No final de 2012, eu (Mario) recebi a encomenda, por meio da agente literária Laura Susjin, de escrever um texto para a belíssima revista libanesa Portal 9 (www.portal9journal.org), editada em árabe e inglês. O tema era "Praça". Eu não podia fugir à coincidência, visto que morava numa praça, em Paris, como correspondente da revista Veja.
"Place du Palais Bourbon" foi publicado no Líbano, na primavera (no hemisfério Norte) de 2103. Quase um ano depois, a revista brasileira Dicta&Contradicta estampou uma segunda versão, "2, Place du Palais Bourbon", em que o narrador diz que o trabalho não foi aceito pelo editor libanês. Jogo de escritor.
É a segunda versão que resolvi reproduzir aqui (essa também é a graça de ser sócio de um jornal: você pode autodivulgar-se sem pudor). Espero que gostem. Há muita política nele:
2, Place du Palais Bourbon
Estou comendo uma madeleine de supermercado. Ainda que fosse uma madeleine caseira, como as que Proust comia, ela não teria efeito sinestésico em mim. E, se isso fosse possível, eu não saberia escrever como Proust. Ele teceria uma linda reflexão, por exemplo, sobre a praça em que moro, usando-a de pista de decolagem para voos vertiginosos como os de Harry Potter em sua vassoura mágica. Sim, estou juntando Proust e Harry Potter, o que é prova de como madeleines, no meu caso, reduzem ainda mais o que é já minúsculo – meu trabalho de escritor. Os bons autores, ou aqueles que se acreditam bons, usam o termo “minha literatura”, para denotar uma particularidade inerente a suas obras. Eu não ouso. Alguém que faz uma associação livre entre Proust e Harry Potter não pode falar em “minha literatura”. No máximo, pode culpar Proust por ter aberto a porta para que outros como eu pudessem fazer associações livres.

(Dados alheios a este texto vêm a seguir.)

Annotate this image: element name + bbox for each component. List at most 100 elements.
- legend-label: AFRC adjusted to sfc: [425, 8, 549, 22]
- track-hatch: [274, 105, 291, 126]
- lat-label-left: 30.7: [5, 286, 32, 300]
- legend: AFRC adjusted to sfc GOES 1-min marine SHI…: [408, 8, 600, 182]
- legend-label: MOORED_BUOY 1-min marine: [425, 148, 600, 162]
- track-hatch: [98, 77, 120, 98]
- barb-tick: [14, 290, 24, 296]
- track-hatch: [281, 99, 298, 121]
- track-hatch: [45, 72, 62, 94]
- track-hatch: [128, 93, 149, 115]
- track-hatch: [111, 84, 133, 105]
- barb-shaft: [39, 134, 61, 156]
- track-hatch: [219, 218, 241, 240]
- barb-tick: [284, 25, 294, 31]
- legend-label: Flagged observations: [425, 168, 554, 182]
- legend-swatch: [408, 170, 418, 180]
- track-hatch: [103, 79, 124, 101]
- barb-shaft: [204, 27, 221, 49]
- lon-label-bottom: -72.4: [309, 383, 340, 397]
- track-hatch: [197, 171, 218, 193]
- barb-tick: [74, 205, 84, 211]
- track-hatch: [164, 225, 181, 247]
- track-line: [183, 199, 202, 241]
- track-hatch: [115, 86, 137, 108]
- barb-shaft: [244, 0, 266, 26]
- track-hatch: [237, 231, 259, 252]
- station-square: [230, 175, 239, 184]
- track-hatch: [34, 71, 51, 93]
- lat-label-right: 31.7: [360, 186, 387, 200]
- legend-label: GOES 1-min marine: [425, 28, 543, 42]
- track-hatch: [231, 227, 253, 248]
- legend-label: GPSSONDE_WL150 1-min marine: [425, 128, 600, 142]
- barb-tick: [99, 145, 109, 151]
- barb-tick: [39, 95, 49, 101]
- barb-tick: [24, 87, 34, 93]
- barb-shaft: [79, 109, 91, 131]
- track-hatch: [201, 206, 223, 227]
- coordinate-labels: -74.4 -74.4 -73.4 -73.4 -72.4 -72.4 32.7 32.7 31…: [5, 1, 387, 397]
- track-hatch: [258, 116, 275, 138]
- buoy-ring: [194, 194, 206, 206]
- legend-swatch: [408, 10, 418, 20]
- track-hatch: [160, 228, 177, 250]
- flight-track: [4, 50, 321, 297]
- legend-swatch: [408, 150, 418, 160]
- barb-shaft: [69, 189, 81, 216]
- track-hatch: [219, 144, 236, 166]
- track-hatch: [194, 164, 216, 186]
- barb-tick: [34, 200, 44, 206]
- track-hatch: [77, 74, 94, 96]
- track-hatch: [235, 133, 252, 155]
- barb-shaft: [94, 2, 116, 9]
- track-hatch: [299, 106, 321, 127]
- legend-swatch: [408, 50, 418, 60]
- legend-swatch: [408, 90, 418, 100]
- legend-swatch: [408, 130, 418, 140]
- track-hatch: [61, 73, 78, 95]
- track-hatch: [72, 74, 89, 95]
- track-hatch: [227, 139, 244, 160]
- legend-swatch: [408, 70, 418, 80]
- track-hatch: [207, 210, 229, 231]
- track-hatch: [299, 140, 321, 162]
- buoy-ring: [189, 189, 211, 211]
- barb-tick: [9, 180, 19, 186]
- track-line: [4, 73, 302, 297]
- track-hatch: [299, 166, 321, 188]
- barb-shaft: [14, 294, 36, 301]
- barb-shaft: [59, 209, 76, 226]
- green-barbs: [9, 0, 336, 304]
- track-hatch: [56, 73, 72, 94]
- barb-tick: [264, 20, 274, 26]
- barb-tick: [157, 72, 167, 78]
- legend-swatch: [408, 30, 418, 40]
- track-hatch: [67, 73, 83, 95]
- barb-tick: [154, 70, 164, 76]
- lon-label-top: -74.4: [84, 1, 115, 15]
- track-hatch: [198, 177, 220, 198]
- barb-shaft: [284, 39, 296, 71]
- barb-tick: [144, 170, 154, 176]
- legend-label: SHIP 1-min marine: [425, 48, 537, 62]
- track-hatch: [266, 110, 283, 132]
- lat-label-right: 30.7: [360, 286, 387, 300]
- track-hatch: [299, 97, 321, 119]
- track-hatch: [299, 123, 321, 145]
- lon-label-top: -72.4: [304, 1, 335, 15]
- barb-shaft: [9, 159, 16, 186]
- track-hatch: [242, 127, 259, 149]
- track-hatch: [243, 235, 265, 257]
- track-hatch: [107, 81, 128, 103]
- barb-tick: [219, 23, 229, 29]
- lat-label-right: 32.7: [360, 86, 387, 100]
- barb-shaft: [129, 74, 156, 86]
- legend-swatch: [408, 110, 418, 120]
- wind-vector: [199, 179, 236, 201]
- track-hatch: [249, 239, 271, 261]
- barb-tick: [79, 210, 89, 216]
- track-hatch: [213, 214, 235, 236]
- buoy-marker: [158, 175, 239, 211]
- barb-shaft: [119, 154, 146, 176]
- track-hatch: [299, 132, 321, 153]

Madeleine de supermercado, Proust. A praça em que moro fica em Paris. Passo horas entrevendo-a através de uma das janelas da sala. Mas ela não me inspira nenhum sentimento. E, no entanto, é uma bela praça, em endereço elegante, com nome nobre: Place du Palais Bourbon. Fica em frente à verdadeira entrada da Assembleia Nacional francesa, cuja falsa entrada dá sobre outra praça, a da Concorde. Aqui do lado existe uma terceira. Tão grande que é uma esplanada, a dos Invalides, em cujo edifício majestoso repousa a tumba de Napoleão Bonaparte, meu vizinho mais ilustre, acho eu. Há também a praça da Igreja de Santa Clotilde, perto da minha agência bancária. O portão de ferro da igreja serve como gol para os meninos que jogam futebol no final da tarde -- e, invariavelmente, há uma bola presa entre as esculturas góticas tardias que enfeitam os arcos da entrada. Um dia, quando atravessava a praça, um menino me chamou: “Senhor, venha ver, venha ver!” Era um pato morto dentro de um saco plástico. O menino ficou esperando minha reação, mas eu só consegui dizer “que pena”. Eu não senti pena.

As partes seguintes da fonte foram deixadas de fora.